The two talked about Israeli humanitarian aid. Ukraine continues to request military aid from Israel, which has not been granted. Bennett, at Ukraine’s urging, has offered multiple times to mediate talks to end the crisis.

“From the beginning, the State of Israel has taken a measured and responsible approach, which allows us not only to protect our interests but also to be useful. To be a reliable player, one of the few that can communicate directly with both parties, and assist as required,” Bennett said in a Tuesday speech.

Meanwhile, the United Arab Emirates voted in favor of Wednesday’s General Assembly resolution, which is notably non-binding in nature. The UAE has abstained from Security Council action on the conflict. Some have seen its prior inaction to be the product of political horse-trading with Russia, which voted in favor of a Security Council resolution last week extended sanctions on Yemen’s Houthi rebels, who have repeatedly carried out attacks on the UAE in recent months. The resolution labeled the Houthis as a terrorist group.

Others have noted the UAE’s stance to be a display of frustration and anger with the White House to reinstitute the Foreign Terrorist Organization label on the Houthis, which the administration of U.S. President Joe Biden withdrew in its early days, following the application of the designation in the waning days of the presidency of Donald Trump.

Egypt felt pressure from the U.S. and its partners to fall in line, as well. The ambassadors of the G7 (Canada, France, Germany, Italy, Japan, the U.K., U.S., and E.U.) in Cairo released on Monday a joint statement in which they condemned the Russian military’s actions in Ukraine and called on Egypt to vote in favor of the General Assembly resolution, citing Egypt’s vulnerability to a decrease in wheat production as a result of the conflict and the loss of substantial Ukrainian tourism. Egypt has growing military and trade ties with Russia and had previously refrained from condemning the Russian military attack or mentioning Russia by name.
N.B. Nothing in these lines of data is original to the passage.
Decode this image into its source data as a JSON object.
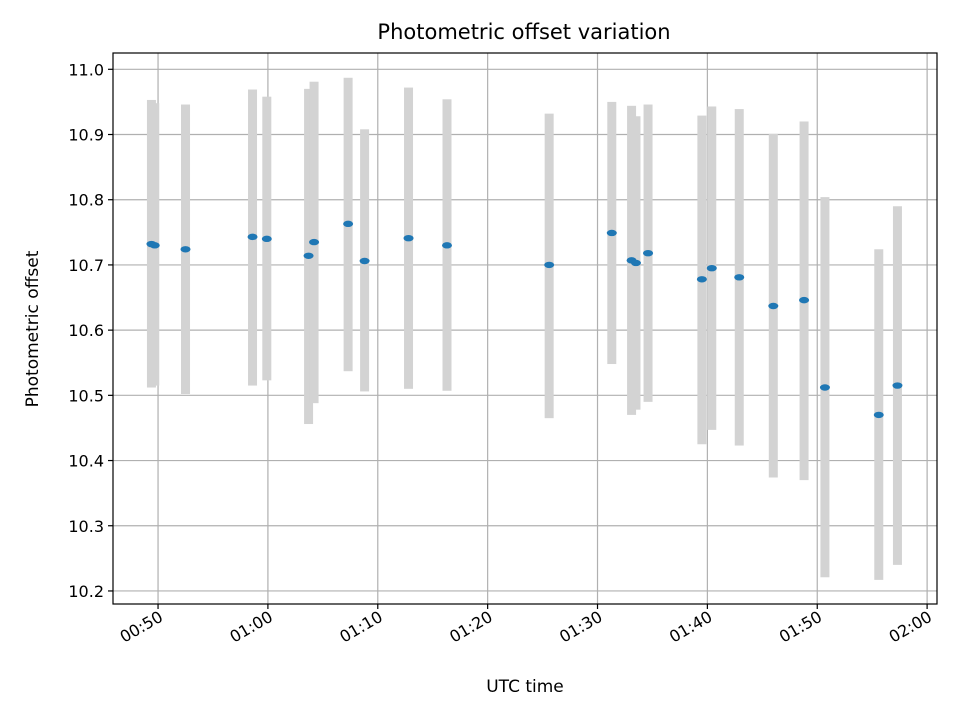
{
  "chart_data": {
    "type": "scatter",
    "title": "Photometric offset variation",
    "xlabel": "UTC time",
    "ylabel": "Photometric offset",
    "xlim": [
      "00:45.9",
      "02:00.9"
    ],
    "ylim": [
      10.18,
      11.025
    ],
    "grid": true,
    "x_ticks": [
      "00:50",
      "01:00",
      "01:10",
      "01:20",
      "01:30",
      "01:40",
      "01:50",
      "02:00"
    ],
    "y_ticks": [
      "10.2",
      "10.3",
      "10.4",
      "10.5",
      "10.6",
      "10.7",
      "10.8",
      "10.9",
      "11.0"
    ],
    "colors": {
      "point": "#1f77b4",
      "errorbar": "#d3d3d3"
    },
    "points": [
      {
        "x": "00:49:24",
        "y": 10.732,
        "low": 10.512,
        "high": 10.953
      },
      {
        "x": "00:49:42",
        "y": 10.73,
        "low": 10.515,
        "high": 10.948
      },
      {
        "x": "00:52:30",
        "y": 10.724,
        "low": 10.502,
        "high": 10.946
      },
      {
        "x": "00:58:36",
        "y": 10.743,
        "low": 10.515,
        "high": 10.969
      },
      {
        "x": "00:59:54",
        "y": 10.74,
        "low": 10.523,
        "high": 10.958
      },
      {
        "x": "01:03:42",
        "y": 10.714,
        "low": 10.456,
        "high": 10.97
      },
      {
        "x": "01:04:12",
        "y": 10.735,
        "low": 10.488,
        "high": 10.981
      },
      {
        "x": "01:07:18",
        "y": 10.763,
        "low": 10.537,
        "high": 10.987
      },
      {
        "x": "01:08:48",
        "y": 10.706,
        "low": 10.506,
        "high": 10.908
      },
      {
        "x": "01:12:48",
        "y": 10.741,
        "low": 10.51,
        "high": 10.972
      },
      {
        "x": "01:16:18",
        "y": 10.73,
        "low": 10.507,
        "high": 10.954
      },
      {
        "x": "01:25:36",
        "y": 10.7,
        "low": 10.465,
        "high": 10.932
      },
      {
        "x": "01:31:18",
        "y": 10.749,
        "low": 10.548,
        "high": 10.95
      },
      {
        "x": "01:33:06",
        "y": 10.707,
        "low": 10.47,
        "high": 10.944
      },
      {
        "x": "01:33:30",
        "y": 10.703,
        "low": 10.478,
        "high": 10.928
      },
      {
        "x": "01:34:36",
        "y": 10.718,
        "low": 10.49,
        "high": 10.946
      },
      {
        "x": "01:39:30",
        "y": 10.678,
        "low": 10.425,
        "high": 10.929
      },
      {
        "x": "01:40:24",
        "y": 10.695,
        "low": 10.447,
        "high": 10.943
      },
      {
        "x": "01:42:54",
        "y": 10.681,
        "low": 10.423,
        "high": 10.939
      },
      {
        "x": "01:46:00",
        "y": 10.637,
        "low": 10.374,
        "high": 10.901
      },
      {
        "x": "01:48:48",
        "y": 10.646,
        "low": 10.37,
        "high": 10.92
      },
      {
        "x": "01:50:42",
        "y": 10.512,
        "low": 10.221,
        "high": 10.804
      },
      {
        "x": "01:55:36",
        "y": 10.47,
        "low": 10.217,
        "high": 10.724
      },
      {
        "x": "01:57:18",
        "y": 10.515,
        "low": 10.24,
        "high": 10.79
      }
    ]
  }
}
“Egypt voted in favor of the UNGA resolution on Ukraine in line with its firm belief in international law and the principles and purposes of the U.N. Charter. Egypt affirmed the need to focus on finding an urgent political solution to end the current crisis through dialogue and peaceful means,” said a statement from the Egyptian mission to the U.N.

Qatar served as a resolution co-sponsor, urging “all parties to exercise restraint, avoid further escalation, and adhere to peaceful and diplomatic means to settle disputes and differences between Russia and Ukraine,” its U.N. mission said in a statement, creating the kind of equivocation denounced on Wednesday by U.S. Ambassador to the U.N. Linda Thomas-Greenfield.

Turkey, which has at times drawn the ire of NATO allies in its flirtations with Russia, released a relatively scathing statement, calling Russia’s attack a “flagrant violation of Ukraine’s independence, political unity, sovereignty and territorial integrity. Turkey rejects and deplores these unlawful acts that threaten regional and global security.”

Bahrain, Jordan, Lebanon, Oman, Saudi Arabia and Yemen voted for the resolution, as well. The only U.S. ally in the region to abstain was Iraq. Iran also abstained.

While General Assembly resolutions are non-binding, they carry political weight, with Wednesday’s vote representing a symbolic victory for Ukraine and increasing Moscow’s international isolation. Notably, India and China abstained from voting on the measure.